Using the audited financials, the NPAT margin will be compared to a ¼ of the industry norm as per the Stats SA quarterly report. For example, if your 2020 NP margin is 5.5%, and your industry margin is 8%, then the quarter will be 2%. At 5.5%, your margin is higher, therefore your 2020 NPAT figure will be used in the calculation.
If the NPAT margin is less than ¼ of the industry norm, the target now becomes turnover based, calculated as the Indicative Profit Margin (NPAT/Turnover).
The NPAT-margin to be used must be the most recent NPAT (not older than 5 years) which is at least ¼ of the industry norm. For example, say 2019 NPAT margin was 2.50% which is above 1/4 of the industry norm of 2% you would use the 2019 NPAT margin against your 2020 Turnover figure. Your new NPAT target would thus be your 2020 Turnover x 2.5% (most recent NPAT margin which is at least ¼ of industry norm).
Should your margin in all of the previous 5 years as well as current year be below the industry norm or a negative then one would apply a quarter of the industry norm at the time to your current year revenue in order to get your indicative NPAT figure for use in the current verification.
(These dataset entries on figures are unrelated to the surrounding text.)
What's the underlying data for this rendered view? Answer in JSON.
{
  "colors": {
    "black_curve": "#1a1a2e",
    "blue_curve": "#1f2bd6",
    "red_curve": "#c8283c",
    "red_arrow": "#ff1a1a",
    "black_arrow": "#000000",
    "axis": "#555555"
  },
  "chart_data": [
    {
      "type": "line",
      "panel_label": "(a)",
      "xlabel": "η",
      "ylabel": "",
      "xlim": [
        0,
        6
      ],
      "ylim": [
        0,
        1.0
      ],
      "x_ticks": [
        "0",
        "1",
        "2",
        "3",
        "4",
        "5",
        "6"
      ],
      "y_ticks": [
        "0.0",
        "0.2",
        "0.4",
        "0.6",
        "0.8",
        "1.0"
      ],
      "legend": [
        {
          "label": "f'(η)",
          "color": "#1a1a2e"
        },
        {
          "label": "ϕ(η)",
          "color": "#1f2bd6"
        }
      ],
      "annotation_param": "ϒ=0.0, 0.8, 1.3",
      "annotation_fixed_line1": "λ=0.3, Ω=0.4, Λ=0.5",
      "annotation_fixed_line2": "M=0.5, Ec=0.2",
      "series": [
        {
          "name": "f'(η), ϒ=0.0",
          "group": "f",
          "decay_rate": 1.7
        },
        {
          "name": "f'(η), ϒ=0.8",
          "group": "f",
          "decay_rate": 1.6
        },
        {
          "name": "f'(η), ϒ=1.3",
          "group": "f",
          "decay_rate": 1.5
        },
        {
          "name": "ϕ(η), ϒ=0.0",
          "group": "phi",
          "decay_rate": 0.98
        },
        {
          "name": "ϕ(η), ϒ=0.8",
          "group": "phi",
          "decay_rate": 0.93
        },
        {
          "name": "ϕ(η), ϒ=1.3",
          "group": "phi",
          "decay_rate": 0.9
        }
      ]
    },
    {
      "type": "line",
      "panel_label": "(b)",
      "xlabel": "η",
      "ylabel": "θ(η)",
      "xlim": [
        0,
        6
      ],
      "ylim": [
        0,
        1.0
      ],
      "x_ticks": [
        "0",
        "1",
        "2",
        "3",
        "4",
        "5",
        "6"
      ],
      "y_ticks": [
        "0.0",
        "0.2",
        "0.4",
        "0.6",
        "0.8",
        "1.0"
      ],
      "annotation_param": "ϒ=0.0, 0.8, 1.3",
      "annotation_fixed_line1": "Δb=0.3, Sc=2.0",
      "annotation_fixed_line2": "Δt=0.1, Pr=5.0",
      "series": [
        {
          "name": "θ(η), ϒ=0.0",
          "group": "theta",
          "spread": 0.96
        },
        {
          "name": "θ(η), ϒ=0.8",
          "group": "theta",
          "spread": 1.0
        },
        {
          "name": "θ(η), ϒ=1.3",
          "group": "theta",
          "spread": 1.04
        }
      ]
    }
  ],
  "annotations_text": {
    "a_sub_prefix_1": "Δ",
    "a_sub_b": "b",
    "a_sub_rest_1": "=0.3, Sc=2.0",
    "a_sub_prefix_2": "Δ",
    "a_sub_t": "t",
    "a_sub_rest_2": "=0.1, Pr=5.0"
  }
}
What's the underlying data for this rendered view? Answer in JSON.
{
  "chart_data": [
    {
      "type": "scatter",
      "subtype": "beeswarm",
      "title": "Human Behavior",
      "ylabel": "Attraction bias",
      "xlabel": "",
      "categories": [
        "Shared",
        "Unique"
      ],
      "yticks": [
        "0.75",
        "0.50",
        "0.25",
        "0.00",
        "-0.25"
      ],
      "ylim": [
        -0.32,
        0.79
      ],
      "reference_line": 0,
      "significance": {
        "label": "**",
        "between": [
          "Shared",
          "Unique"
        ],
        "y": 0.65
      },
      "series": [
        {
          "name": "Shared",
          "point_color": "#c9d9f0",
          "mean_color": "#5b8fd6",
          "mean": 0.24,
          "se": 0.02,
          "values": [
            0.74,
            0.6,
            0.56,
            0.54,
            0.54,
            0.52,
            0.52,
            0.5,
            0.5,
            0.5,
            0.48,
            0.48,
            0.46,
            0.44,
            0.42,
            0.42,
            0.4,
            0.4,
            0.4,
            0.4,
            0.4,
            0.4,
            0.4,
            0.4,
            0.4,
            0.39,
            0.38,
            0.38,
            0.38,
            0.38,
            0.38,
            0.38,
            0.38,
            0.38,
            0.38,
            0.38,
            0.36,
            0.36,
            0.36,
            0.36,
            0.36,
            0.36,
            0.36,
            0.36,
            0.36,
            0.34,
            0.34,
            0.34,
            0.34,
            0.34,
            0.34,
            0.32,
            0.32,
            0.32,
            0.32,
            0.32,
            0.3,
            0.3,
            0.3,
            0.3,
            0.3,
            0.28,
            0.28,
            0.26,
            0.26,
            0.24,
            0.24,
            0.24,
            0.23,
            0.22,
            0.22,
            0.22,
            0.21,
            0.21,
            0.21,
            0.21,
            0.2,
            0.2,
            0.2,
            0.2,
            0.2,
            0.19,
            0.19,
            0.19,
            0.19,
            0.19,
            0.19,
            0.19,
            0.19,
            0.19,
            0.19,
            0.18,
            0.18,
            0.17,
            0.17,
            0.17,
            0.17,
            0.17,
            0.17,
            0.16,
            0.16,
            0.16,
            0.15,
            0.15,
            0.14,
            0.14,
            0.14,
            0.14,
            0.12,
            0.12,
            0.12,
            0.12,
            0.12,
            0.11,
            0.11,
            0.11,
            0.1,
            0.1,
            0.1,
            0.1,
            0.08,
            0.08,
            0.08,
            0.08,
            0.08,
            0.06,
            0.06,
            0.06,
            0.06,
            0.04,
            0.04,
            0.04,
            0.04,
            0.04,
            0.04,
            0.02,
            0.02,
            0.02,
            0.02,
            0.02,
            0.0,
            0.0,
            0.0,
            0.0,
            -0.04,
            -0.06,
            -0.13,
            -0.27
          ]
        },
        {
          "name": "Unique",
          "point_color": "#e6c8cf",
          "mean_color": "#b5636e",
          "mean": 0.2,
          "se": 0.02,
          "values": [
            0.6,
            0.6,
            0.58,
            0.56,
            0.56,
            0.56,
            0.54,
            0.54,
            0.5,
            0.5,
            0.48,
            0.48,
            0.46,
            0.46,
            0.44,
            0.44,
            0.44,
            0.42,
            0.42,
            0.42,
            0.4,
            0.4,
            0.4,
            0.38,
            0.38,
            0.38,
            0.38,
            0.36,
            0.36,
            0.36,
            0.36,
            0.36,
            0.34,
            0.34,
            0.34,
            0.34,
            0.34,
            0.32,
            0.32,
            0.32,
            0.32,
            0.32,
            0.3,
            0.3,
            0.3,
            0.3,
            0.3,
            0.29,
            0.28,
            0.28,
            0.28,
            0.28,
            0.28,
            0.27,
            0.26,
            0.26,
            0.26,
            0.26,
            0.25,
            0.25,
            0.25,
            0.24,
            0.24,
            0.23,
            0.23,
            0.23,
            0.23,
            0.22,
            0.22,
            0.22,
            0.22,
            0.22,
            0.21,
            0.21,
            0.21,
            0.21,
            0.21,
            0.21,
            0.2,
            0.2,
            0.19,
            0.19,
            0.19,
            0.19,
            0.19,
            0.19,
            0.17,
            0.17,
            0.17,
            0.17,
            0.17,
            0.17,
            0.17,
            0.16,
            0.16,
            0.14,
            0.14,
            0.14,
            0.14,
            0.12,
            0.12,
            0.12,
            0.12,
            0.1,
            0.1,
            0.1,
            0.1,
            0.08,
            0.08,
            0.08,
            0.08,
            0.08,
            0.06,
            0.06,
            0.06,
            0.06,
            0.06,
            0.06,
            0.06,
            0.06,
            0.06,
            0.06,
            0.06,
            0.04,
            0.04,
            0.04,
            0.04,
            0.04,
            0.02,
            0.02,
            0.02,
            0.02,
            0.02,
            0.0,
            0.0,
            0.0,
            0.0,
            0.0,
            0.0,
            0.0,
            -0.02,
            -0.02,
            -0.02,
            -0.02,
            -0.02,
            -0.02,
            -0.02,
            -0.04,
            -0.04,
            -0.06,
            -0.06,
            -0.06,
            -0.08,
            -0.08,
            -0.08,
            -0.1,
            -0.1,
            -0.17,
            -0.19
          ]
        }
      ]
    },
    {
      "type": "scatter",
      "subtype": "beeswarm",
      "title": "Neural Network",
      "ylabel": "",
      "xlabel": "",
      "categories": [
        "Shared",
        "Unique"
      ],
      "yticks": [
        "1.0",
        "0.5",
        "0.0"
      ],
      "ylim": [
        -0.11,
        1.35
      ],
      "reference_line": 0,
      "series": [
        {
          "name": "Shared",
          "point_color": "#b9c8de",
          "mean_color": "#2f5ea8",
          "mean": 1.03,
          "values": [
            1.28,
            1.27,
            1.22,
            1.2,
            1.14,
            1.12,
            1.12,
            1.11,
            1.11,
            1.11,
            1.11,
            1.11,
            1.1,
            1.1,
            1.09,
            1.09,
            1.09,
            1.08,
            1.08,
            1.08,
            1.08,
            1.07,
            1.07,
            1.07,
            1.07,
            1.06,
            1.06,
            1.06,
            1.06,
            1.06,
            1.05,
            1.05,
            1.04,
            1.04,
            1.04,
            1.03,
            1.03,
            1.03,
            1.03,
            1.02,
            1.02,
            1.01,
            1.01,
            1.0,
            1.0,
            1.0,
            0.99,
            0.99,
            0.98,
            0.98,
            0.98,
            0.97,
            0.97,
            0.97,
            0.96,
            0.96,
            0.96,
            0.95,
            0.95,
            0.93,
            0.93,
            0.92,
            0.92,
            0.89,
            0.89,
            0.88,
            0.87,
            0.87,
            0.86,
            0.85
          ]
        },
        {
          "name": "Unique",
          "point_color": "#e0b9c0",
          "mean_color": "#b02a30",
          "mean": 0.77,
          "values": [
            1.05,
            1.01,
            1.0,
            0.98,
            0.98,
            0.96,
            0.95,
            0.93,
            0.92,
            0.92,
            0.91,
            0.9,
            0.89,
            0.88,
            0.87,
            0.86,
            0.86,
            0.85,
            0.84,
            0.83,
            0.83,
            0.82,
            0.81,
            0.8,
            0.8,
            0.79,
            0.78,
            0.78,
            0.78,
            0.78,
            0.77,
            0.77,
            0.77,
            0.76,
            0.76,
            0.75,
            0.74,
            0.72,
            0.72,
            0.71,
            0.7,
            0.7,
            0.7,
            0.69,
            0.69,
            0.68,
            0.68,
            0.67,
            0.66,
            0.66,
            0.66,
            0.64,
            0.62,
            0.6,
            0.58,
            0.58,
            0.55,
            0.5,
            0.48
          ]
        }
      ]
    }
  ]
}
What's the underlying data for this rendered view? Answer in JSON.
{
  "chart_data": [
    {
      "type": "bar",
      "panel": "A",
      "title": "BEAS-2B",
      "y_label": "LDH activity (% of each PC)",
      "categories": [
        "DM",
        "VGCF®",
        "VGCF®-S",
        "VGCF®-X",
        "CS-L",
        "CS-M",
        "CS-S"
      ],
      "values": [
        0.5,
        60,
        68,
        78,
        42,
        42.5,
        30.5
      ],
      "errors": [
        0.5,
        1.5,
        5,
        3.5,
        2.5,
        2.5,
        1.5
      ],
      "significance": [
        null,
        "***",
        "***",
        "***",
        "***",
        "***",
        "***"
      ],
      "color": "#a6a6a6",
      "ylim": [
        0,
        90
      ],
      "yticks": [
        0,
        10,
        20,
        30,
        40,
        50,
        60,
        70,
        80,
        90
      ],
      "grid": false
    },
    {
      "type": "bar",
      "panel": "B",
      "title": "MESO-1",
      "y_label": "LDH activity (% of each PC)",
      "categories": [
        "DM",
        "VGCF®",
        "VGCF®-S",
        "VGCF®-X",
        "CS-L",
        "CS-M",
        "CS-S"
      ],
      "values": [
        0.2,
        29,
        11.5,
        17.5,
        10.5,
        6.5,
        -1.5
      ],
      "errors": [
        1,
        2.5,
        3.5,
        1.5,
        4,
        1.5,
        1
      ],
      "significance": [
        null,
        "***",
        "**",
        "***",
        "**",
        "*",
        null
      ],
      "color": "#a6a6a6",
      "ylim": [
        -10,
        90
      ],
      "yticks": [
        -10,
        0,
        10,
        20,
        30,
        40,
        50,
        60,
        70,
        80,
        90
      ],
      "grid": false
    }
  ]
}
For example, all previous years has a negative NPAT or one that is lower than a ¼ of the industry norm, then take a quarter of the industry norm, 2% (If industry norm is set at 8%) x Current Revenue = Indicative NPAT.
2.5. Socio Economic Development (SED)
The important point to note when it comes to SED is that the initiatives need to contribute towards sustainable access to the economy for the black beneficiaries. The Codes have indicated some initiatives that do qualify, however if not on the list, the Measured Entity would need to show how the intervention improves sustainable access to the economy. This then implies that employees’ benefits do not apply as they already are in the mainstream of the economy. It has also been confirmed with the DTIC and the BEE Commissioner’s office that contributions to the Solidarity are not claimable for B-BBEE purposes as the fund was established to respond to the Covid 19 pandemic and not for B-BBEE purposes.
The verification manual requires that if contributions are made to an organisation that qualifies, the Head of the organisation can attest what percentage of the beneficiary base is black as defined. Alternatively, a third party can also attest to the percentage of black beneficiaries. A beneficiary affidavit can be requested, if the beneficiary does not have an independent third-party report or beneficiary certificate on its beneficiary base.